One World, One Dream

That is the official motto of the 2008 Olympics that begin in China today. The official Chinese web site explains that the motto “conveys the lofty ideal of the people in Beijing as well as in China to share the global community and civilization and to create a bright future hand in hand with the people from the rest of the world.” Sadly, China’s dream that the Beijing Olympics will cement its place among “the global community” is in tatters due to its brutal suppression of religious liberty.

As China sought to win the right to host the Olympics, it had to assure the world that it was moving with the current of history toward democracy, freedom, and human rights. China has a bad reputation on all three counts, both at home and abroad. China had, for instance, created its own “intra-net” in order to control, and suppress, the international internet, and it is one of the few nations supporting the regime in Sudan, which is engaged in genocide against the indigenous people of Darfur. Given its abysmal record, it was necessary for China to assure the world that its human rights situation would improve as the Olympics approached. It promised that the press would have free access throughout China to verify how things were improving.

In the last few months, however, China has cracked down on human rights. It continues to try to suppress the internet. It jails those who document forced abortions and sterilizations. It forces North Korean refugees to return to North Korea while knowing that they are likely to be imprisoned or executed. It has tried to crush religious freedom.

Most people probably know about the oppression of Buddhists in Tibet.
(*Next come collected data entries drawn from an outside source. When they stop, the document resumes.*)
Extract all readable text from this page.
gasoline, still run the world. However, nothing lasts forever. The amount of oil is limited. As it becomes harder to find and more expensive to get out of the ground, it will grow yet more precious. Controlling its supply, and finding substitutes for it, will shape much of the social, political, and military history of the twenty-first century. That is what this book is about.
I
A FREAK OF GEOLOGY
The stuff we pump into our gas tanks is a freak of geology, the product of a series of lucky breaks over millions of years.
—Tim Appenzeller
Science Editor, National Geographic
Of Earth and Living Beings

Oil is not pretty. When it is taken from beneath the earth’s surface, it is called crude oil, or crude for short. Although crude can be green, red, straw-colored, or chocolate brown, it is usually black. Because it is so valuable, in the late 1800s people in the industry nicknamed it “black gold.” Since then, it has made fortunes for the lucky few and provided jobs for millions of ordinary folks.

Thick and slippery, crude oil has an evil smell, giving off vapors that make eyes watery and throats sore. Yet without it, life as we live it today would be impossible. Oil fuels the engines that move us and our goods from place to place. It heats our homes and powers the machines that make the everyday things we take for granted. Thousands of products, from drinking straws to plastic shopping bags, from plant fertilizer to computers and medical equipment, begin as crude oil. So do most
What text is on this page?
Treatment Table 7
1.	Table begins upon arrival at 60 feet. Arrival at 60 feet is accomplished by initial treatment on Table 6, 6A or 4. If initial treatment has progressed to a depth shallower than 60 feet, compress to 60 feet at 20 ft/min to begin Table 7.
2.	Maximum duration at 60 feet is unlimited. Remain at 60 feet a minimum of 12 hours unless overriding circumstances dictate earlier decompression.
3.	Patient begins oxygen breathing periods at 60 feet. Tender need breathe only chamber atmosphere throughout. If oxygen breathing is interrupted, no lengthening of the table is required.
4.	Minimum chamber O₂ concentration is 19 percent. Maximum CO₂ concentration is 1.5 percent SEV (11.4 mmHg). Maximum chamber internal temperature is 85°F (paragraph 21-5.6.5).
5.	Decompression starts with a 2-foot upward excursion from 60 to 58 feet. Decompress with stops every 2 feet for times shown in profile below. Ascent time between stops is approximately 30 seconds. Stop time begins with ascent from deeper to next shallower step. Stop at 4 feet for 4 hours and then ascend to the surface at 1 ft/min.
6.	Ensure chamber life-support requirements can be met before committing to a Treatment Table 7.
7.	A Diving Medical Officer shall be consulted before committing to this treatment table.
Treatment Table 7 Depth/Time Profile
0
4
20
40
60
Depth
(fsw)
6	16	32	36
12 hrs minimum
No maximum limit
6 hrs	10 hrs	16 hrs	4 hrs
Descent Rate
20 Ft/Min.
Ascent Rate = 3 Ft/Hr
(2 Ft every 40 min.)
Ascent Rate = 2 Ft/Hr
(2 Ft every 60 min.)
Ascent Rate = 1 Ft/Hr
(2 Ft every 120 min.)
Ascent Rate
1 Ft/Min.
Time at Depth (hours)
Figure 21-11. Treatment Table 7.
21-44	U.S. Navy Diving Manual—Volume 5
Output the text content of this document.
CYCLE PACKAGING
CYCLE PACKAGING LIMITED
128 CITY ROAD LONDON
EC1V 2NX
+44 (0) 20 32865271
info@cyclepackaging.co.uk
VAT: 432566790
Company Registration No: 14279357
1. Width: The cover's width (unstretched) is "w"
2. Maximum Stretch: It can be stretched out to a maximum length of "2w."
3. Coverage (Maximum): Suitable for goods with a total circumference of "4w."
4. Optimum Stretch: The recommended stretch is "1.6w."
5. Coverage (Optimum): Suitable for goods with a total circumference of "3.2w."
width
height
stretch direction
The president of China, Hu Jintao, made his reputation within the Communist party by leading the crackdown on Tibet in 1989. He is doing so again by deploying army units. There have been new and vicious attacks through the press on the Dalai Lama. Monks and nuns are being forced to undergo “re-education through labor” (ie, Soviet-style labor camps). And China has closed Tibet – one-fourth of its land area – to reporters.

But the Tibetans are not the sole target. The Muslim Uighurs of northwest China are also being severely repressed. Meetings at mosques are treated as rebellions. Leaders are arrested, and then tried in secret and often executed. Uighur leaders say at least fifty-eight people were slated to be executed in the leadup to the Olympics.

Likewise, the Falun Gong, the odd combination of spiritually and physical culture, is under great pressure. In the month of June alone, one month prior to the Olympics when presumably China was going to put its best foot forward, 1800 members of Falun Gong were arrested and imprisoned.

Of course, oppression is also happening to Christians in China. In December for instance, over 200 pastors of “house churches” were arrested in one province alone. Many were beaten, most were then released, but twenty-one were sent to the “education through labor” camps to serve sentences of between one and three years. What was their crime? Holding a Bible study.

Christianity is growing in China. It is growing so fast that the government calls it “Jesus fever” and seeks to repress it. It has launched what it calls a “strike hard” campaign against Protestant churches. Every month officials in each district report to the director of religious affairs on their success in crushing the house churches.

The repression is not limited to Protestants. Catholic clergy and laity who are members of the “unofficial” (or, underground) Catholic church, which remains stubbornly loyal to Rome, are also persecuted. More than thirty bishops and priests remain imprisoned for simply being members of the underground Church.

The Institute on Religion and Democracy reports, “More Christians are imprisoned for their faith in China than in any other nation on earth.”

In short, it is clear that the situation for religious liberty in China, far from improving in the run-up to the Olympics, has actually deteriorated. For Catholics, this is a serious issue. We recall that Pope John Paul II, in continuity with Catholic social teaching, noted that religious liberty is the “first freedom.” Freedom to seek truth – freedom to find God – is the heart of freedom. When this is repressed, no people, including the Chinese people, can be free.

We often hear how things are improving in China. Perhaps they are in terms of business freedom and an opening market. But there has been no improvement in human rights and religious freedom. China remains a totalitarian regime. Arthur Waldron, a China scholar at the University of Pennsylvania notes, “The China we imagine we are engaging does not exist.”

There is, indeed, “one world, one dream,” and that dream is for human rights and religious freedom. If China wants to join the “global community and civilization,” it is time it makes that dream a reality.

William Saunders is Senior Vice President of Legal Affairs at Americans United for Life. A graduate of the Harvard Law School, he writes frequently on a wide variety of legal and policy issues.